Speed of Adoption. What organizations actually change. You might remember the discredited MIT study claiming 95% of AI pilots fail - the methodology didn’t hold up. So I went looking at what has happened since. McKinsey’s 2025 State of AI survey at the end of 2025: 88% of companies say they use AI, but only a third have begun to scale it. A survey of 120,000+ enterprise respondents from March 2025 to January 2026 reported that nearly two-thirds have no formalized AI initiative at all. But you don’t need McKinsey to tell you this. Look around your own workplace. How many AI pilots have started? How many are in production?
Speed of Belief. What people think AI can do. The chart made it into every investment deck.

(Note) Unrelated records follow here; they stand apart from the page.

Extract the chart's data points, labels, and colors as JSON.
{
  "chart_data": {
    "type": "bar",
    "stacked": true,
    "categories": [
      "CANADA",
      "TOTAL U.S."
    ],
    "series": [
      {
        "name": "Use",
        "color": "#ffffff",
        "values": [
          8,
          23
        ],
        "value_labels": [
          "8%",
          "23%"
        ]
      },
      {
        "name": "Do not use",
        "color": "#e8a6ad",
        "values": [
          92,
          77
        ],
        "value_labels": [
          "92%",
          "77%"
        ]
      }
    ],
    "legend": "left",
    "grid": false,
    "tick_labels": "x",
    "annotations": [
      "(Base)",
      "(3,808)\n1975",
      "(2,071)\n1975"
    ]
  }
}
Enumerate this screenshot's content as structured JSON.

The caveats didn’t. Same with Citrini’s doom scenario - it spooked actual markets before anyone could verify the underlying technical assumptions. Same with Block - the headline landed, and every manager with a budget started rethinking next year’s headcount because their boss could be like Dorsey. Doesn’t matter if their company has nothing remotely comparable to Goose. Charts travel faster than FAQs with caveats on limitations. And I am sure you know how dangerous mistaken beliefs in large organizations can be. When’s the last time you spotted a senior person saying something totally wrong, but nobody correcting him or her?
The Underlying Issue
The doom scenario by Citrini and Shah needs all three speeds to converge. Capability, belief, and adoption in lockstep.
But the problem is, belief doesn’t need the other two.

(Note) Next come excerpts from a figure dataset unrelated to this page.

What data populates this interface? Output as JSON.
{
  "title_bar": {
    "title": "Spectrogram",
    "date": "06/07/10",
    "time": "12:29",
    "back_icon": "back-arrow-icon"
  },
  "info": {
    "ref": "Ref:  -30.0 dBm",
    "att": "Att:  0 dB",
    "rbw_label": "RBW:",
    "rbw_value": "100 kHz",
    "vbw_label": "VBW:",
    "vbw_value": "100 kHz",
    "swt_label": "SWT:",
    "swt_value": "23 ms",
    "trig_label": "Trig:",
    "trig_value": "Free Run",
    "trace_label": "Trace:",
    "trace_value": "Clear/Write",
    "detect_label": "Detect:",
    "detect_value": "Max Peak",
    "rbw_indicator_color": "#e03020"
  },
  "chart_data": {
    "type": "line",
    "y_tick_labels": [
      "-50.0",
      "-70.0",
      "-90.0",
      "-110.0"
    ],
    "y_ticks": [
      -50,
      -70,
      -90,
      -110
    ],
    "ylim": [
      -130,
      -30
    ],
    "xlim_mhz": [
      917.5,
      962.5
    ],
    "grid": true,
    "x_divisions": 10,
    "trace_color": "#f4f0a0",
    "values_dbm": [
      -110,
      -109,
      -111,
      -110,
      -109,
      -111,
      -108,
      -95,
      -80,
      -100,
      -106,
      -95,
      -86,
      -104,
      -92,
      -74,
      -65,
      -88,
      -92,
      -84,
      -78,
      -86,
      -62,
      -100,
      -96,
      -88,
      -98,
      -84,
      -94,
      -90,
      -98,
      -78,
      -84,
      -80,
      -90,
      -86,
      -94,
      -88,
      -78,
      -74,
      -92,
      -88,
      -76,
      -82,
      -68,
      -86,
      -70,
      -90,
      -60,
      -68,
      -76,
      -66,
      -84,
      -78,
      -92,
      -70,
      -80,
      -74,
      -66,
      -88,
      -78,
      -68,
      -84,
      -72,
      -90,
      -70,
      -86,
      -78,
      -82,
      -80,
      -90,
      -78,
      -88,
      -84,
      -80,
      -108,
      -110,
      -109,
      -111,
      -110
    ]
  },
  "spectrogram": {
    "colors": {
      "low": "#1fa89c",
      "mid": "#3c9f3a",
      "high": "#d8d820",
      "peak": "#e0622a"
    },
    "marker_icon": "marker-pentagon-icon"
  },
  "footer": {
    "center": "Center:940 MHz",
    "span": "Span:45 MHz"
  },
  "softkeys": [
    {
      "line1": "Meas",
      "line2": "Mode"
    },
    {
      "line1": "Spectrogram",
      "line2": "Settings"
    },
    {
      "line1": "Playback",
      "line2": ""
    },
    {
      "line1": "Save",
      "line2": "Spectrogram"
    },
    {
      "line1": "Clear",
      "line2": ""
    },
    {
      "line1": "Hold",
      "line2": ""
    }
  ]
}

Block just showed that AI can replace headcount. At least in its specific context. But the headline doesn’t come with that caveat. So what happens next? A manager somewhere reads it and quietly decides not to backfill that open role. A team that was supposed to grow just doesn’t. None of that requires AI to actually do the work. It just requires someone with the power to believe it could.
Back to 2008. Not the mechanics - those are different. The underlying issue with such beliefs.
In 2008, banks sold complex structured products to people who had no ability to understand what they were buying. CDOs priced by models that the sellers themselves barely understood. The belief in the models was enough to move trillions. The mom-and-pop investors were the ones left holding the bag when reality caught up.
I think something similar is happening now. Not with financial products, but with people’s livelihoods. Block fires 4,000 people and the stock jumps. The market cheers. The narrative is: AI made it possible. But how much of that is demonstrated capability, and how much is a belief about capability that hasn’t been stress-tested outside one company’s very specific context? And perhaps unproven, even for that company.
It was unconscionable then to sell instruments people couldn’t understand to people who couldn’t afford to lose. I think it’s unconscionable now to restructure people’s lives based on a chart that its own creators say they can’t fully trust, and a narrative that outpaces the evidence by miles.
The direction is right. AI will displace some work. But the timeline assumes a uniformity that doesn’t match what I’m seeing in real rooms. And the human cost of getting the timeline wrong - of letting belief run ahead of reality - is not a rounding error. It’s people.